Elvira Presta, ex-CFO da Eletrobras e atual conselheira fiscal da Gerdau e da Embraer
Elvira Presta, ex-CFO da Eletrobras e atual conselheira fiscal da Gerdau e da Embraer

O famoso ditado que diz: ‘quem vê cara não vê coração’ parece fazer todo sentido para Elvira Cavalcanti Presta, a mulher por trás da privatização da Eletrobras. Durante os seis anos em que esteve na empresa, passando pelo cargo de conselheira independente até CFO, a executiva encontrou muitas amarras para conseguir concretizar aquela que ficou conhecida como uma das maiores desestatização do país.

“Foi uma experiência riquíssima, que transformou a minha carreira. Eu tinha construído uma carreira no setor privado, passei 25, 26 anos dentro dessas empresas, de diferentes de setores. Não foi um movimento, digamos, natural e planejado, mas a oportunidade surgiu e se você não aproveitar ela pode não voltar”, afirmou Elvira.

Para a executiva, a Eletrobras tinha uma série de assuntos que só ela possuía, como negociar a energia de Itaipu do lado brasileiro, usinas nucleares e empréstimos compulsórios, por exemplo. “Essas coisas eu precisava entender para saber como isso refletia nas demonstrações financeiras. Na época, a gente recebia muito feedback, até crítica, de que o balanço da Eletrobras era complicado demais, difícil de entender. Essa foi provavelmente uma das maiores complexidades que eu enfrentei”, conta.

Além da Eletrobras, que foi um momento marcante na sua carreira, Elvira, que conversou por quase uma hora com a Capital Aberto, ainda relatou como vê o papel do CFO em meio a tanta tecnologia, o atual momento do mercado de capitais, além de suas funções em conselhos fiscais e de auditoria em empresas como Gerdau, Embraer e Copa Energia.

Eletrobras, “Foi um processo muito truculento, mas conseguimos entregar a privatização da Eletrobras”, Capital Aberto

O mercado de capitais passa por um momento de grande volatilidade. Como você tem visto?

O mercado tem sofrido muito. Eu acho que tem tido muito resgate, principalmente dos fundos multimercados e de ações, já que as pessoas físicas se assustam e querem ir para investimentos em renda fixa. Eu acho que o mercado de capitais vive um momento curioso porque a gente sabe que o momento de investir é exatamente quando os preços estão depreciados. O pessoal tem medo de investir em renda variável. Mas, ao mesmo tempo, entra nesses jogos online, apostas esportivas, criptomoedas, que são arriscados. O investidor estrangeiro também está com aversão a risco. Então, se ele tem, nos Estados Unidos, uma taxa de juros elevada, por que ele vai correr risco em país emergente? Tem a questão do déficit fiscal muito alto e um governo resistente para cortar despesas. Esse desequilíbrio afasta o investidor estrangeiro.

Eletrobras, “Foi um processo muito truculento, mas conseguimos entregar a privatização da Eletrobras”, Capital Aberto

Como você está vendo o papel do CFO na atual conjuntura?
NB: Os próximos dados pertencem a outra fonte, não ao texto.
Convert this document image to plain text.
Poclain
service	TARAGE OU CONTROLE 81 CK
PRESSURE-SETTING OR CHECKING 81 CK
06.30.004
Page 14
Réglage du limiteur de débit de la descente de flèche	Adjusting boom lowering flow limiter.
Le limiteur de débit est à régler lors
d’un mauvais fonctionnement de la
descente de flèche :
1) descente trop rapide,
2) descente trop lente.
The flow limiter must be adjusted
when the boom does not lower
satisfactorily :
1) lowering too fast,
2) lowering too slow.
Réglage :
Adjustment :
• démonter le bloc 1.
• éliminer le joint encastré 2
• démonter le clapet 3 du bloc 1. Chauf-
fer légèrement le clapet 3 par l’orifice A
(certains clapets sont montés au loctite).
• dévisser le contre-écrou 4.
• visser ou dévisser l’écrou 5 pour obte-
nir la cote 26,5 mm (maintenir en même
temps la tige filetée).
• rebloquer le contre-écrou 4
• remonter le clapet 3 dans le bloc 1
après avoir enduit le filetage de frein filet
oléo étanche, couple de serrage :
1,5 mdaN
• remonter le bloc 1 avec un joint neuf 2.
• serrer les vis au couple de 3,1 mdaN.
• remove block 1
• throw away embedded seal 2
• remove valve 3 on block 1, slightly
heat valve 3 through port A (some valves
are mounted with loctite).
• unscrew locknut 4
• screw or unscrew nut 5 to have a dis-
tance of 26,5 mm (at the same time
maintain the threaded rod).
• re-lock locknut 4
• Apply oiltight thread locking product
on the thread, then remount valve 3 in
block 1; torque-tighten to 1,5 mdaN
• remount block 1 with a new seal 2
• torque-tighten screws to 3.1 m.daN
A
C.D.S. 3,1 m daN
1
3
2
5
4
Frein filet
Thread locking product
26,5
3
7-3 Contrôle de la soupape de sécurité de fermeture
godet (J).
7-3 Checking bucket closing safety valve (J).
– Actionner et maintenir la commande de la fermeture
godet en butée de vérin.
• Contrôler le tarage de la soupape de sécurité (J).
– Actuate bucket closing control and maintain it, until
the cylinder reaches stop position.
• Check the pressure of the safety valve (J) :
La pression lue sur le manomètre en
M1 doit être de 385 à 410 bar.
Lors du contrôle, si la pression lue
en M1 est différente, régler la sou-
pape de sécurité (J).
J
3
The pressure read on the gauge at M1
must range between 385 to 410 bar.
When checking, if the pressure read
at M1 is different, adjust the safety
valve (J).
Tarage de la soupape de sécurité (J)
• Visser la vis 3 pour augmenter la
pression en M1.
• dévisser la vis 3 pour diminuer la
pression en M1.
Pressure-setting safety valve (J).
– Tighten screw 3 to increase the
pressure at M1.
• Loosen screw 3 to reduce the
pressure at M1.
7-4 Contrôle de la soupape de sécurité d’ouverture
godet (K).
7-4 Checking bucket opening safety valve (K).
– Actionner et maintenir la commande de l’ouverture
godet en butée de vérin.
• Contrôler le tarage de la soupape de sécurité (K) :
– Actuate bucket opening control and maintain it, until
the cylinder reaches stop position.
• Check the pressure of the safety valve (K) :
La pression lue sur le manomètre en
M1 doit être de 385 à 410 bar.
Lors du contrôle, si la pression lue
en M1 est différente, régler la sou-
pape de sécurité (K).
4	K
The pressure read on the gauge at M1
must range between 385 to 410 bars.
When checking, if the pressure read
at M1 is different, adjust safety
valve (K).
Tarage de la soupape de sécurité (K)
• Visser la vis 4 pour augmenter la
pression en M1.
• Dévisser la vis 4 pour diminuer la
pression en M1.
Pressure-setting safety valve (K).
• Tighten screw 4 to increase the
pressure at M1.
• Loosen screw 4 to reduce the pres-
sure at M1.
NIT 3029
Eu acho que a profissão de CFO está passando por uma transformação. Tem muitos desafios com essa taxa de juros alta. Isso é um desafio para o CFO em termos de gestão de dívida e alocação de capital. A gente vive um ciclo ruim no mercado de capitais também. Eu acho que não existe um IPO há três anos. O último follow-on relevante foi o da Eletrobras. O CFO, hoje, acaba sendo o braço direito do CEO. Ele tem que entender de estratégia, do negócio. O CFO precisa entender, inclusive, o que está acontecendo no cenário político. Tudo isso acaba agregando complexidade ao papel do profissional. Além disso, a inteligência artificial e a segurança cibernética têm se intensificado na profissão. Todos esses temas o profissional tem que acompanhar. É uma função muito nobre, mas que exige muita preparação, muito jogo de cintura.

Eletrobras, “Foi um processo muito truculento, mas conseguimos entregar a privatização da Eletrobras”, Capital Aberto

Pegando o gancho da Eletrobras, como foi para você sair do setor privado e migrar para uma empresa pública?

Foi uma experiência riquíssima, que transformou a minha carreira. Eu tinha construído uma carreira no setor privado, passei 25, 26 anos dentro dessas empresas, de diferentes de setores, incluindo o setor elétrico. Não foi um movimento, digamos, natural e planejado, mas a oportunidade surgiu e se você não aproveitar ela pode não voltar. Eu entrei na Eletrobras em 2018 como conselheira independente, eleita pelos detentores de ações PN. Essa oportunidade surgiu por conta da Lei das Estatais, sancionada no governo Temer [Michel], que foi muito importante após os escândalos da Lava Jato. Quando eu entrei, a empresa precisava se adequar à Lei. Dentre as exigências, era ter um número mínimo de conselheiros independentes. Então, o meu nome acabou surgindo, muita gente me conhecia. Foi uma experiência muito boa, muito positiva, mas muito difícil porque quando você vem do setor privado para uma empresa estatal é um mundo muito diferente. Esse meu primeiro ano como conselheira foi muito rico, eu integrei o Comitê de Auditoria, numa época em que a Eletrobras já estava passando por uma grande transformação.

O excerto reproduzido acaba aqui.